Ne nous trompons pas néanmoins. Si la formation d’un gouvernement palestinien d’union nationale dépend de la capacité des protagonistes de chaque camp à tenir compte de l’urgence politique en jeu, sa réussite dépend aussi de son acceptation par la communauté internationale. Force pour elle de constater que le système de sous-traitance sécuritaire mis en place par les accords d’Oslo ne peut plus fonctionner. Pour trouver la paix avec les Palestiniens, il faudra considérer l’ensemble de leurs représentants. Un partage des tâches selon lequel seuls les membres du gouvernement appartenant au Fatah seraient habilités à prendre part aux discussions diplomatiques n’est pas viable. Un gouvernement palestinien d’union nationale doit être reconnu dans sa totalité. Le Quartet, l’union européenne et Israël exigent pour cela que le Hamas renonce à la violence, accepte les accords signés par l’OLP et reconnaisse Israël. Enoncées comme telles, les conditions posées par la communauté internationale n’ont aucune chance d’être acceptées par le Hamas.

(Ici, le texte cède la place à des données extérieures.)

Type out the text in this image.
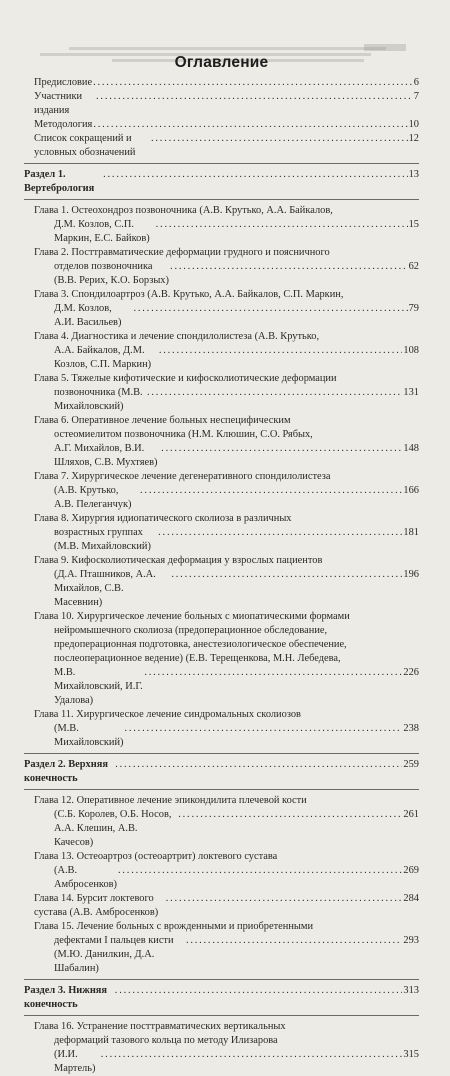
Оглавление
Предисловие . . .	6
Участники издания
. . .
7
Методология . . .	10
Список сокращений и условных обозначений
. . .
12
Раздел 1. Вертебрология
. . .
13
Глава 1. Остеохондроз позвоночника (А.В. Крутько, А.А. Байкалов,
Д.М. Козлов, С.П. Маркин, Е.С. Байков)
. . .
15
Глава 2. Посттравматические деформации грудного и поясничного
отделов позвоночника (В.В. Рерих, К.О. Борзых)
. . .
62
Глава 3. Спондилоартроз (А.В. Крутько, А.А. Байкалов, С.П. Маркин,
Д.М. Козлов, А.И. Васильев)
. . .
79
Глава 4. Диагностика и лечение спондилолистеза (А.В. Крутько,
А.А. Байкалов, Д.М. Козлов, С.П. Маркин)
. . .
108
Глава 5. Тяжелые кифотические и кифосколиотические деформации
позвоночника (М.В. Михайловский)
. . .
131
Глава 6. Оперативное лечение больных неспецифическим
остеомиелитом позвоночника (Н.М. Клюшин, С.О. Рябых,
А.Г. Михайлов, В.И. Шляхов, С.В. Мухтяев)
. . .
148
Глава 7. Хирургическое лечение дегенеративного спондилолистеза
(А.В. Крутько, А.В. Пелеганчук)
. . .
166
Глава 8. Хирургия идиопатического сколиоза в различных
возрастных группах (М.В. Михайловский)
. . .
181
Глава 9. Кифосколиотическая деформация у взрослых пациентов
(Д.А. Пташников, А.А. Михайлов, С.В. Масевнин)
. . .
196
Глава 10. Хирургическое лечение больных с миопатическими формами
нейромышечного сколиоза (предоперационное обследование,
предоперационная подготовка, анестезиологическое обеспечение,
послеоперационное ведение) (Е.В. Терещенкова, М.Н. Лебедева,
М.В. Михайловский, И.Г. Удалова)
. . .
226
Глава 11. Хирургическое лечение синдромальных сколиозов
(М.В. Михайловский)
. . .
238
Раздел 2. Верхняя конечность
. . .
259
Глава 12. Оперативное лечение эпикондилита плечевой кости
(С.Б. Королев, О.Б. Носов, А.А. Клешин, А.В. Качесов)
. . .
261
Глава 13. Остеоартроз (остеоартрит) локтевого сустава
(А.В. Амбросенков)
. . .
269
Глава 14. Бурсит локтевого сустава (А.В. Амбросенков)
. . .
284
Глава 15. Лечение больных с врожденными и приобретенными
дефектами I пальцев кисти (М.Ю. Данилкин, Д.А. Шабалин)
. . .
293
Раздел 3. Нижняя конечность
. . .
313
Глава 16. Устранение посттравматических вертикальных
деформаций тазового кольца по методу Илизарова
(И.И. Мартель)
. . .
315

Se pose en définitive la question de la capacité du Hamas à évoluer. Si l’on considère uniquement sa plate-forme idéologique, il y a toutes les raisons de penser que la pensée du Hamas est incompatible avec l’idée d’une coexistence avec Israël. Si, au contraire, on décide de le considérer comme un mouvement politique animé par des acteurs opérant des choix en rapport avec leurs valeurs, mais aussi en fonction d’opportunités et de leurs intérêts, on peut se montrer plus optimiste et envisager de négocier avec le Hamas.